Asustado. comenzó a rezar e implorar por su salvación al advertir su trágico destino.

El hombre no había terminado de salir de su espanto, cuando justo antes de llegar a la curva, una mano tenebrosa, húmeda, entra por la ventana del conductor y mueve el volante lentamente pero con firmeza.

Paralizado a causa del terror y sin aliento, medio cerró sus ojos, se aferró con todas sus fuerzas al asiento e inmóvil e impotente vio como sucedía la misma situación en cada curva del tenebroso y horrible camino, mientras la tormenta aumentaba su fuerza.

Nuestro asustado personaje, sacando fuerzas de donde ya no quedaban, se bajó del coche y se fue corriendo hacia el pueblo más cercano. Deambulando, todo empapado, se dirigió hacia una fonda que se percibía a lo lejos.

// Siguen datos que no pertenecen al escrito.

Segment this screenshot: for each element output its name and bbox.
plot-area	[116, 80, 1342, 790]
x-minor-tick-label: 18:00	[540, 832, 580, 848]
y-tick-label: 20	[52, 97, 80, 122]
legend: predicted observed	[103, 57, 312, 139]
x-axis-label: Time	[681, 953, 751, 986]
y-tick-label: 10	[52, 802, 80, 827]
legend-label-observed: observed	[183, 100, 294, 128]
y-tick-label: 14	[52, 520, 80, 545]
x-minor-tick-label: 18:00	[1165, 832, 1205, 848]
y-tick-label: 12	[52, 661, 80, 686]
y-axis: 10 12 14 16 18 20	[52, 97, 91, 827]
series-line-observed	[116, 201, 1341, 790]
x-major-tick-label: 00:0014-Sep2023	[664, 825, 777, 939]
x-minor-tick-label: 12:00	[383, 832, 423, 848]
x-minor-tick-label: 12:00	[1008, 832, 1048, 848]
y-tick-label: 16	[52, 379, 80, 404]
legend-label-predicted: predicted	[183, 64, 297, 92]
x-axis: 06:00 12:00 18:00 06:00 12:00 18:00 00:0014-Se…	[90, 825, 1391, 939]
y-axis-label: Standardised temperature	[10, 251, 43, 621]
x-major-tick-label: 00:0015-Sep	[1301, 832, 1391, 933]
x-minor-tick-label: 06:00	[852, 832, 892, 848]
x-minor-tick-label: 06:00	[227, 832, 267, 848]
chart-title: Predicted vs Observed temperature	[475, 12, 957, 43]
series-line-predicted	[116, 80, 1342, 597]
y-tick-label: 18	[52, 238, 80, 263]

Entró en ella, y a pesar de la hora, pidió dos “tragos dobles” de aguardiente y, temblando aún, les empieza a contar a los pocos contertulios que hay, la horrible experiencia por la que acababa de pasar y presenciar.

Se hizo un silencio casi sepulcral ante el asombro de todos los presentes. El miedo asomaba por todos los rincones del lugar.

A la media hora llegan dos hombres totalmente mojados, y claramente molestos le dice uno al otro:

“Mira Juan: allá está el Hombre que se subió al coche cuando lo veníamos empujando”.